3. Initialize the Model
3.1 Directly from a dataset file and a basin file:
from hydtank import build_hydtank
with open('data.csv') as file1, open('NuiLe_GiaUi.basin') as file2:
tank = build_hydtank(
dataset_content=file1.read(),
basin_content=file2.read(),
interval=24.0,
start=None,
end=None
)
3.2 From a Dataset
and a basin file:
import pandas as pd
from hydtank import build_hydtank_from_dataset, Dataset, TIME_SERIES, PRECIPITATION, EVAPOTRANSPIRATION, DISCHARGE
df = pd.read_csv('data.csv')
_dataset = Dataset(
time_series=df[TIME_SERIES].tolist(),
precipitation=df[PRECIPITATION].tolist(),
evapotranspiration=df[EVAPOTRANSPIRATION].tolist(),
discharge=df[DISCHARGE].tolist(),
)
tank = build_hydtank_from_dataset(
basin_content=open('NuiLe_GiaUi.basin').read(),
_dataset=_dataset,
interval=24.0,
start=None,
end=None
)
3.3 From an existing model:
from hydtank import build_hydtank, HydTANK
with open('data.csv') as file1, open('NuiLe_GiaUi.basin') as file2:
tank = build_hydtank(
file1.read(),
file2.read()
)
# Avoid using the original model directly!
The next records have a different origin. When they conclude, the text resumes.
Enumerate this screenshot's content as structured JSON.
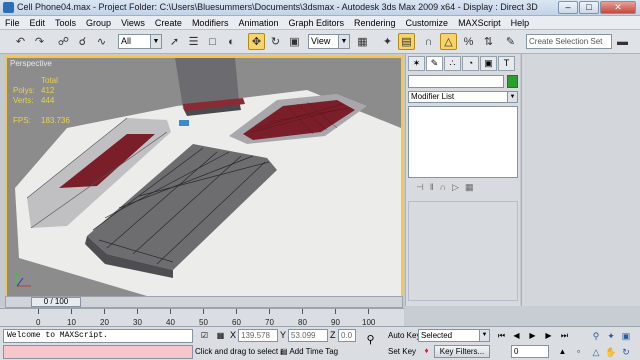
{
  "window": {
    "title": "Cell Phone04.max   - Project Folder: C:\\Users\\Bluesummers\\Documents\\3dsmax    - Autodesk 3ds Max  2009 x64    - Display : Direct 3D",
    "minimize": "–",
    "maximize": "□",
    "close": "✕"
  },
  "menu": [
    "File",
    "Edit",
    "Tools",
    "Group",
    "Views",
    "Create",
    "Modifiers",
    "Animation",
    "Graph Editors",
    "Rendering",
    "Customize",
    "MAXScript",
    "Help"
  ],
  "toolbar": {
    "selection_filter": "All",
    "reference_coord": "View",
    "selection_set_placeholder": "Create Selection Set"
  },
  "viewport": {
    "label": "Perspective",
    "stats": {
      "header": "Total",
      "polys_label": "Polys:",
      "polys_value": "412",
      "verts_label": "Verts:",
      "verts_value": "444",
      "fps_label": "FPS:",
      "fps_value": "183.736"
    }
  },
  "command_panel": {
    "modifier_list": "Modifier List",
    "tabs": [
      "✶",
      "✎",
      "∴",
      "◔",
      "▣",
      "T"
    ]
  },
  "timeline": {
    "frame_label": "0 / 100",
    "ticks": [
      "0",
      "10",
      "20",
      "30",
      "40",
      "50",
      "60",
      "70",
      "80",
      "90",
      "100"
    ]
  },
  "status": {
    "maxscript": "Welcome to MAXScript.",
    "prompt": "Click and drag to select an",
    "x_label": "X",
    "x_value": "139.578",
    "y_label": "Y",
    "y_value": "53.099",
    "z_label": "Z",
    "z_value": "0.0",
    "auto_key": "Auto Key",
    "selected": "Selected",
    "set_key": "Set Key",
    "key_filters": "Key Filters...",
    "add_time_tag": "Add Time Tag",
    "frame": "0"
  },
  "colors": {
    "viewport_border": "#f3c84a",
    "stats_text": "#e6d24a",
    "active_tool": "#f7d36a",
    "object_color": "#2aa02a"
  }
}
# Always make a copy before creating a new model
tank_copy = tank.copy()
tank2 = HydTANK(
tank_copy.dataset,
tank_copy.basin_defs,
tank_copy.root_node,
tank_copy.interval,
tank_copy.start,
tank_copy.end
)
4. Retrieve BasinDef
Information by Name
from hydtank.bsd_junction import Junction
from hydtank.bsd_reach import Reach
from hydtank.bsd_sink import Sink
from hydtank.bsd_subbasin import Subbasin
...
try:
nui_le: Subbasin = tank.get_basin_def_by_name('NuiLe')
giaui_local: Subbasin = tank.get_basin_def_by_name('GiaUi_Local')
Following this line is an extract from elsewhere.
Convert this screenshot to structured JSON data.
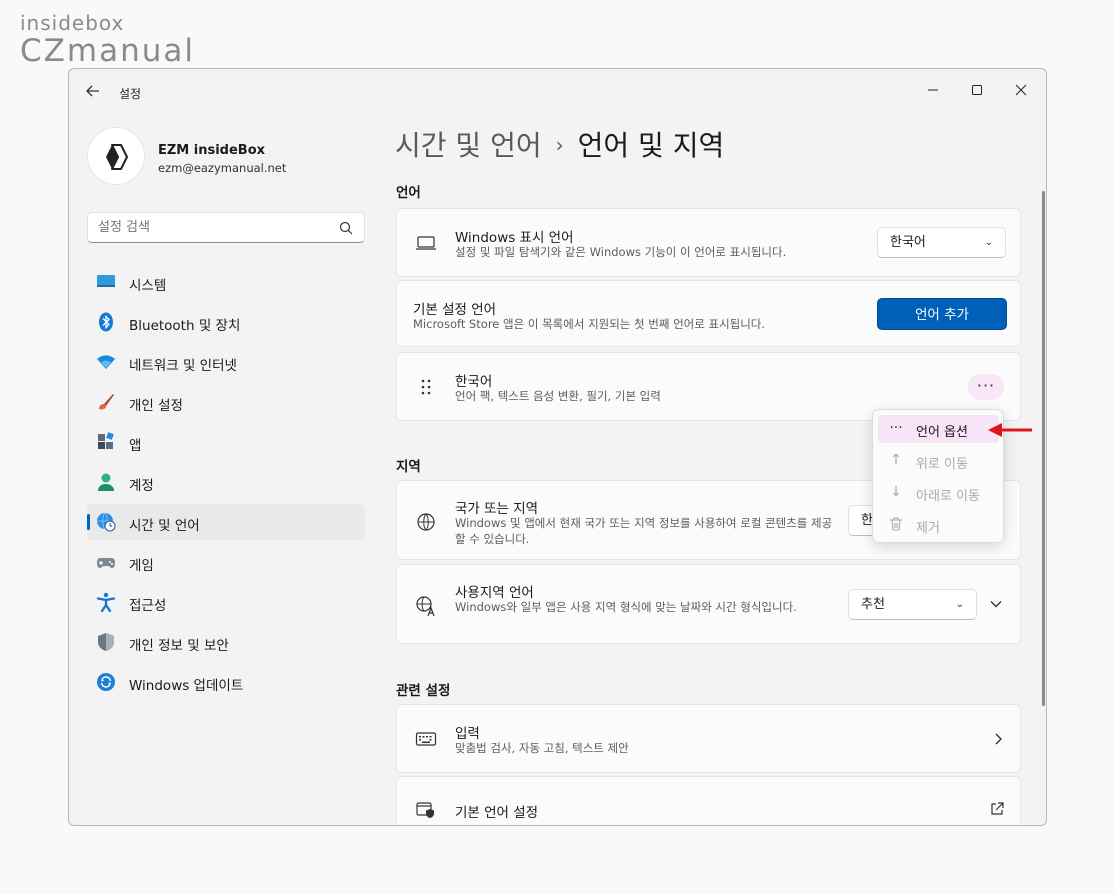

reach1: Reach = tank.get_basin_def_by_name('Reach1')
junction1: Junction = tank.get_basin_def_by_name('Junction1')
sink: Sink = tank.get_basin_def_by_name('Sink1')
except ValueError:
# BasinDef not found
pass
5. Plotting
tank.plot_basin_network().save('GiaUi_NuiLe_Basin_Network.png')
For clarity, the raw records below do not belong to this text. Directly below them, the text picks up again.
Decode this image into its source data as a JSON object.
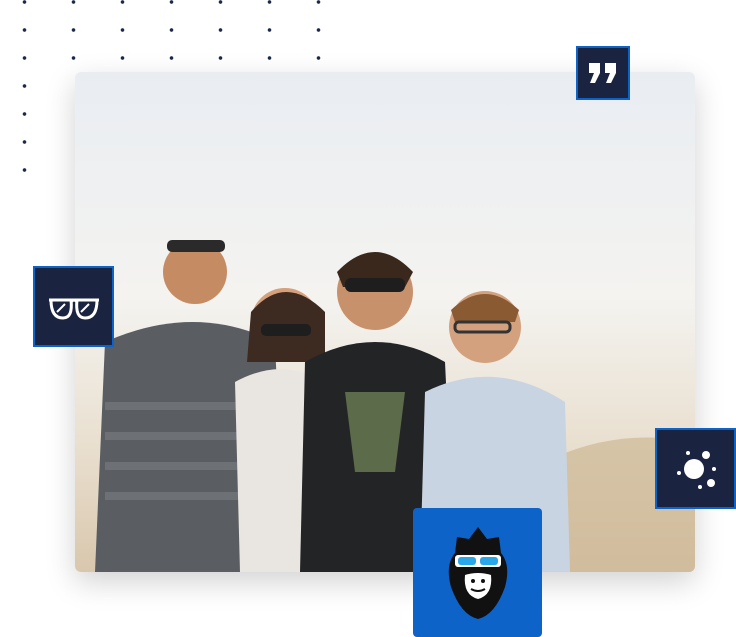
{
  "icons": {
    "quote": "quote-icon",
    "glasses": "sunglasses-icon",
    "planet": "planet-icon",
    "mascot": "monkey-mascot-icon"
  },
  "colors": {
    "navy": "#1a2440",
    "blue": "#0d63c8",
    "dots": "#1b2a4a"
  }
}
tank.plot_headwater_q().save('GiaUi_NuiLe_Headwater.png')
tank.plot_q().save('GiaUi_NuiLe_Qsim.png')
tank.plot_subbasin(nui_le).save('GiaUi_NuiLe_NuiLe_Subbasin.png')
tank.plot_subbasin(giaui_local).save('GiaUi_NuiLe_GiaUiLocal_Subbasin.png')
6. Reconfigure Parameters for a BasinDef
from hydtank.parameters import SubbasinParameters, ReachParameters
...
params = reach1.parameters.copy()
params.k = 0.9235288521736096
tank.reconfig_parameters(reach1.name, params)
tank.reconfig_parameters(reach1.name, ReachParameters())
tank.reconfig_parameters(nui_le.name, SubbasinParameters())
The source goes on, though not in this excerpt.